Nel mese di giugno 2016 Giangiorgio Pasqualotto avrebbe compiuto 70 anni. Al che, alcuni suoi ex-allievi o ex-colleghi dell’Università di Padova o suoi amici (mi trovavo in ambo delle ultime due tipologie) pensarono di dedicargli un libro. Generalmente non partecipo mai a questo tipo di iniziative, che tendo a trovare accademiche oltre che maledettamente noiose. Ma, siccome Giangiorgio, che peraltro era all’oscuro dell’omaggio, mi è particolarmente simpatico, decisi di fare un’eccezione. O, meglio, lo decisi solo dopo aver domandato ai due curatori (Emanuela Magno e Marcello Ghilardi) carta bianca. Perché di scrivere un normale saggio proprio non se ne parlava: accarezzavo piuttosto l’idea di scrivere una lettera. Una lettera filosofica, ma insieme amicale.
Mi fu gentilmente accordata la più totale libertà. Composi, allora, circa una decina di pagine e le consegnai assai per tempo, non lo fecero tutti, sicché il volume celebrativo, Festschrift come si dice in gergo, non fu pronto per il compleanno di Giangiorgio ma solo molto dopo.
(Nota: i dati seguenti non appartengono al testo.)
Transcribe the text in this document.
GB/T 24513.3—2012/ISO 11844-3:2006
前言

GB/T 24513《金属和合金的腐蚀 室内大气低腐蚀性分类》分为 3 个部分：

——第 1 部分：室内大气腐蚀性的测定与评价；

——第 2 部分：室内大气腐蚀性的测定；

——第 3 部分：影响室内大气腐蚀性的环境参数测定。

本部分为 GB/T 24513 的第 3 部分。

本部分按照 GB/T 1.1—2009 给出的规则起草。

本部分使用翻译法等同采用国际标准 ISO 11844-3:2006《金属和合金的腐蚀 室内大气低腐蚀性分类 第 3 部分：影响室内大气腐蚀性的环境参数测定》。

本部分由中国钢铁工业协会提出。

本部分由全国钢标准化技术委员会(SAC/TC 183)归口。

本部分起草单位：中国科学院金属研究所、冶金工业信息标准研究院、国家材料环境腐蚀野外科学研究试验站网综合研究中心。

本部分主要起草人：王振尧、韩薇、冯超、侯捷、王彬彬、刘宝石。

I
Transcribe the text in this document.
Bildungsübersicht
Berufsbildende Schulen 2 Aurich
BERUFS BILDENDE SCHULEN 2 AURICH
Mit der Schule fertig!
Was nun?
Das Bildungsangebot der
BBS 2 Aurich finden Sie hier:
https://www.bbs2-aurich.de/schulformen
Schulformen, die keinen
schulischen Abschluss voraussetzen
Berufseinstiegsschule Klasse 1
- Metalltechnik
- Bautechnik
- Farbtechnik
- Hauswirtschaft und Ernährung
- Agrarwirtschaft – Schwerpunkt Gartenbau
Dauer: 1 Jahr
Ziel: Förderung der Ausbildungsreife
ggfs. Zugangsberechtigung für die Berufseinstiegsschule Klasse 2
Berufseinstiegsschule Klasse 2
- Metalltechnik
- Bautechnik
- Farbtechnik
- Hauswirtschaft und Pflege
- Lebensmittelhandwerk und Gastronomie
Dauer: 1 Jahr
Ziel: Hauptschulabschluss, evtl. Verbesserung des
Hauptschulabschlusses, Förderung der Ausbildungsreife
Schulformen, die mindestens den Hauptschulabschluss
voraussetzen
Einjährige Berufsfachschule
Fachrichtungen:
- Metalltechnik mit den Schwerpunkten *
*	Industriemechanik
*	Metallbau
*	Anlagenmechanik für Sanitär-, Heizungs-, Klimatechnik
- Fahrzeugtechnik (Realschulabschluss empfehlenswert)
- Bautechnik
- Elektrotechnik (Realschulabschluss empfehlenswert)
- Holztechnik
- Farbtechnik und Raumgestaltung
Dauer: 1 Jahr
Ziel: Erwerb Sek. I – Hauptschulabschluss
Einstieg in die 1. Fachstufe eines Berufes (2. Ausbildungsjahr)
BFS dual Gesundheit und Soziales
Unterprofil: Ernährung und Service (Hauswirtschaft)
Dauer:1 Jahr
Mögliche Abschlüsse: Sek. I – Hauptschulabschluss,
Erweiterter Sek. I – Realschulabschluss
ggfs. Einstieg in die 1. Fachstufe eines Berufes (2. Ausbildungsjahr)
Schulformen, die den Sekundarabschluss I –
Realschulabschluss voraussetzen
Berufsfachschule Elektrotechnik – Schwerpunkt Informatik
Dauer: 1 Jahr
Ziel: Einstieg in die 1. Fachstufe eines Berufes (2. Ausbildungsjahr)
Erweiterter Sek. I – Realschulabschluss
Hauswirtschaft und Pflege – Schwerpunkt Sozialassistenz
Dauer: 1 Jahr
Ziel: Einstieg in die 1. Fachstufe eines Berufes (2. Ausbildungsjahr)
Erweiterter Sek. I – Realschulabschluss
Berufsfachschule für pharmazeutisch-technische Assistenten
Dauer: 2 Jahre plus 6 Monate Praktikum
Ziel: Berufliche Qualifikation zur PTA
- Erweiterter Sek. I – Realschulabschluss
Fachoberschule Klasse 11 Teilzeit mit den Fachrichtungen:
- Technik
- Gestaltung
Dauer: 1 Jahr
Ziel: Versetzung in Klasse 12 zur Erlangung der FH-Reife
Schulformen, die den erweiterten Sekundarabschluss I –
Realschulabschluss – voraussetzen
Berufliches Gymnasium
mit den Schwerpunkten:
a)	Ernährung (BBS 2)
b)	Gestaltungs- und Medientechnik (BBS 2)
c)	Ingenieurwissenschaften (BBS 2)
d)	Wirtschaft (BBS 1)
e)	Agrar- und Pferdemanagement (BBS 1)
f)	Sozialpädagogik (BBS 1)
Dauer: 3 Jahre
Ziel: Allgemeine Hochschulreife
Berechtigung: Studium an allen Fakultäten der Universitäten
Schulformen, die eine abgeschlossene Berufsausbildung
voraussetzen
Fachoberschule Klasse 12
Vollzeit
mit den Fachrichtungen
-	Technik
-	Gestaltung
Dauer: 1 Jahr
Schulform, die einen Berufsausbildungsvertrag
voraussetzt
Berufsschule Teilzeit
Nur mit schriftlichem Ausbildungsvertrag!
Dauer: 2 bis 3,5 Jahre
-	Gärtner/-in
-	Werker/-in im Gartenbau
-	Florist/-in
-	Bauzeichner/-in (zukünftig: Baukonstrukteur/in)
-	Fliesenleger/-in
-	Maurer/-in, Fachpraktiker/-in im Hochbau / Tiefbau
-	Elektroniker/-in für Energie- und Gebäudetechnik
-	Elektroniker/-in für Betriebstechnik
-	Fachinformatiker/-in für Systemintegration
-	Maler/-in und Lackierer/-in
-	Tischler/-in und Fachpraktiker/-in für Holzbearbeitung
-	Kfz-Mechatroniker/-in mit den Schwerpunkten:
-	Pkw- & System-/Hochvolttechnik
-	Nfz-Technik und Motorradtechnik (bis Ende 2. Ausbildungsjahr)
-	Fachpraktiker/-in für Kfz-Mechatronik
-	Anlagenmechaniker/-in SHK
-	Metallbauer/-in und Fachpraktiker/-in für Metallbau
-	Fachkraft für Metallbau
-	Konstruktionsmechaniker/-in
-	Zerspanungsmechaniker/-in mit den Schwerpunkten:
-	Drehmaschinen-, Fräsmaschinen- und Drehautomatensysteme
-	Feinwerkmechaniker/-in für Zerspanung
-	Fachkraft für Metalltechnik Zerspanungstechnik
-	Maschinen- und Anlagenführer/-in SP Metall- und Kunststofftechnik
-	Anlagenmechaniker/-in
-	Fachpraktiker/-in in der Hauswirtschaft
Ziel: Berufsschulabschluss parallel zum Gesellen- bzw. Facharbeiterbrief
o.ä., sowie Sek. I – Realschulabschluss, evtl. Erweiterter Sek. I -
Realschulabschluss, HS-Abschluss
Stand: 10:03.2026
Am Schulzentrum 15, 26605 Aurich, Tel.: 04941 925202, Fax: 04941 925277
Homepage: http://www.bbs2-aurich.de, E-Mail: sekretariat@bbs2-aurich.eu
Vi assicuro che ne è venuto fuori un libro collettivo interessante, diviso in due sezioni (Dall’Occidente e Dall’Oriente), dato che non tutti quelli che vi partecipavano condividevano le competenze da orientalisti di Giangiorgio, dei curatori e di altri. Eccone il titolo:
La filosofia e l’altrove. Festschrift per Giangiorgio Pasqualotto, a cura di Emanuela Magno e Marcello Ghilardi, Mimesis, 2016.
Il mio “contributo” (Imbattersi in Stirner) aveva come oggetto un autore che per le sue tesi estreme è singolarmente istruttivo nei tempi bui che stiamo attraversando: Max Stirner. Qualora sappiate pochissimo o nada de nada di costui, come sempre, niente paura! Ve lo farò scoprire e gustare con leggerezza: cliccate qui.
Ora, sempre a Stirner dedicai una parte delle lezioni sul tema della solitudine, che tenni presso l’Università di Trieste (cfr. News aprile 2016 nonché Beata solitudo, 3). Ebbene, fu mia cura scrivere in modo da non ripetermi più dello stretto necessario, approntando due testi complementari. Perché ho sempre detestato quel diffuso malcostume accademico che ricicla e rimastica senza posa materiale già prodotto, al solo scopo di snocciolare l’ennesima pubblicazione: che miseria!